Wildlife Managers Seek Reasons Why Geese Move To Cities
Wildlife managers in eastern Washington suspect Canada geese may be moving away from their country homes into cities.
This month, biologists are capturing geese, putting identification markers on them, then letting them go. Inland Northwest Correspondent Doug Nadvornick reports they hope to track the animals' migratory patterns.
In a grassy field on the Gonzaga University campus in Spokane, Washington Fish and Wildlife biologists and volunteers have trapped about 15 Canada geese. Two men in a makeshift cage hand the struggling birds to volunteers who walk them to a truck.
There Don Kraege uses pliers to fit metal bands over their lower legs.
Don Kraege: "We're taking the age and the sex. That helps us figure out where the juveniles and the first-year birds go versus the older birds. That's a young one."
Kraege lowers the goose to the ground and it scampers down a bank to the Spokane River.
Hunters who shoot these birds are asked to report the numbers on the band.

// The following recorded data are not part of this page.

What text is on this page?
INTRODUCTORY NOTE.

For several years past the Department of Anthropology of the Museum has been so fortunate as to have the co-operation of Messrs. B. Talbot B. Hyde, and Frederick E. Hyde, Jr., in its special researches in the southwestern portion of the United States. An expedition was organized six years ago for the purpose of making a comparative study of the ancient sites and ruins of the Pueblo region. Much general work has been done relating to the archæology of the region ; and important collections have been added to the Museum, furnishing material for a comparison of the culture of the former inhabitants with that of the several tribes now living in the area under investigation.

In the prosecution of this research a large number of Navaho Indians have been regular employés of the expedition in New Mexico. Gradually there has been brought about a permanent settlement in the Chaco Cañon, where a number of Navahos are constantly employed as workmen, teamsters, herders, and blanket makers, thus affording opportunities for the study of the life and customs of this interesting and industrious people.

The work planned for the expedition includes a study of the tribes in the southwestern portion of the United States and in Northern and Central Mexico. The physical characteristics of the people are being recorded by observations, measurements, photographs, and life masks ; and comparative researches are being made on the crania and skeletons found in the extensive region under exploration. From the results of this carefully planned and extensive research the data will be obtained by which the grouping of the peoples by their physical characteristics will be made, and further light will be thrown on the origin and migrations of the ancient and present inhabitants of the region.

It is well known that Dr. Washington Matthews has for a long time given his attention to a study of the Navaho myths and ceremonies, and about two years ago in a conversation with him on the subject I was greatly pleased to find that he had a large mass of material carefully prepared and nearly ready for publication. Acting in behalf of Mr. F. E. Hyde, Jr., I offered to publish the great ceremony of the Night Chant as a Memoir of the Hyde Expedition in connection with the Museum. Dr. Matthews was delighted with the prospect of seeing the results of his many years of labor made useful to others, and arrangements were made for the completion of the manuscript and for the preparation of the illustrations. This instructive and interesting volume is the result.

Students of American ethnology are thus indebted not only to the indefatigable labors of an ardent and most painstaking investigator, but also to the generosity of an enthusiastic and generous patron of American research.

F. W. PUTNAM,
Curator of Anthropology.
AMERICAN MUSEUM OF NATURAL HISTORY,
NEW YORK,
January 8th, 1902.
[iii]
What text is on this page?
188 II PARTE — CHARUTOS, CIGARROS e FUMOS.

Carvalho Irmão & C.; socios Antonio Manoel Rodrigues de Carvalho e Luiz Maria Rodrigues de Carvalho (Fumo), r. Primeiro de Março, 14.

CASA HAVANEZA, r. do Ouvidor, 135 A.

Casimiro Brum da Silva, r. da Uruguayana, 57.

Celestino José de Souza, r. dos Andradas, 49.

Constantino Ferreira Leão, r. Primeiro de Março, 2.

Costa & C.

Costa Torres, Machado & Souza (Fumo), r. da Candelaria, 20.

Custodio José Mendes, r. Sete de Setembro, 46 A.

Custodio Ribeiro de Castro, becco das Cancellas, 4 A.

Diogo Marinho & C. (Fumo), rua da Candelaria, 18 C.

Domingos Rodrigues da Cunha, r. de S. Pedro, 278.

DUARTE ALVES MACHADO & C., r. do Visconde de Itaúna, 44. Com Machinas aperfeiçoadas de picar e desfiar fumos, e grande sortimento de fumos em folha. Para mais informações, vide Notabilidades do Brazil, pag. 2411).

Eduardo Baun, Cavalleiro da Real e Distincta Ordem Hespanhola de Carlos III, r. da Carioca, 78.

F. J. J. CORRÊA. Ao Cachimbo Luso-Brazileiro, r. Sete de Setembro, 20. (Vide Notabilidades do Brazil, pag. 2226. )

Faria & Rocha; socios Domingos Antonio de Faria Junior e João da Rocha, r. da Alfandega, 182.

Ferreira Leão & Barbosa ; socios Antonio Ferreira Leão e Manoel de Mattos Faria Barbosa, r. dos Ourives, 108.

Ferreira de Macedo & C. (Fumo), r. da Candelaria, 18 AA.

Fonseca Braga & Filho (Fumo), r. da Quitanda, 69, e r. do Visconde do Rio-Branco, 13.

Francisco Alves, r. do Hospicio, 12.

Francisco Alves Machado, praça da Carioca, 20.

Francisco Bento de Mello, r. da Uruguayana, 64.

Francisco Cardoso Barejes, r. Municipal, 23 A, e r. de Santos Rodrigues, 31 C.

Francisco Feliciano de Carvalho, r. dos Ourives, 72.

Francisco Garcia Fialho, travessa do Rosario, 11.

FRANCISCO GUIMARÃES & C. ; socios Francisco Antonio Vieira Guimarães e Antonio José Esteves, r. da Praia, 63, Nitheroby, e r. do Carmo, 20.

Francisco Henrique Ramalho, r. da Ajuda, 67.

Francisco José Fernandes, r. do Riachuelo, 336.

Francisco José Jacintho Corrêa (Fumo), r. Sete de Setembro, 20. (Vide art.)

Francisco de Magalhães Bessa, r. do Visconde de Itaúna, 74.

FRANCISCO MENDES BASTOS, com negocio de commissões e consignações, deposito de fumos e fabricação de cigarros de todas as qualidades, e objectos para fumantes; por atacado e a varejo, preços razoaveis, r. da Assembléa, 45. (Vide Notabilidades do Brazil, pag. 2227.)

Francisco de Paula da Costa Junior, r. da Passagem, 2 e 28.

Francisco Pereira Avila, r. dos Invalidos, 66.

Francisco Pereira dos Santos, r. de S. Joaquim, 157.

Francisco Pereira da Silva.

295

State officials say they heard from hunters as far away as northern Alberta and Saskatchewan.
Waterfowl specialist Mikel Moore says, for the last 10 years, she and other waterfowl biologists have found fewer geese in traditional rural nesting places. She says the problem is serious enough that, two years ago, the state cut short its annual fall goose hunt east of the Cascades.
She says, since then, biologists have been tagging geese to find out where they're going.
Mikel Moore: "We should be able to detect if birds are moving from traditional breeding areas into urban areas, plus we can determine if our harvest rates are at a sustainable level."
Moore says biologists aren't sure yet why more geese are becoming urban creatures. They suspect some have figured out that living in the city means they'll be fed well and won't be hunted.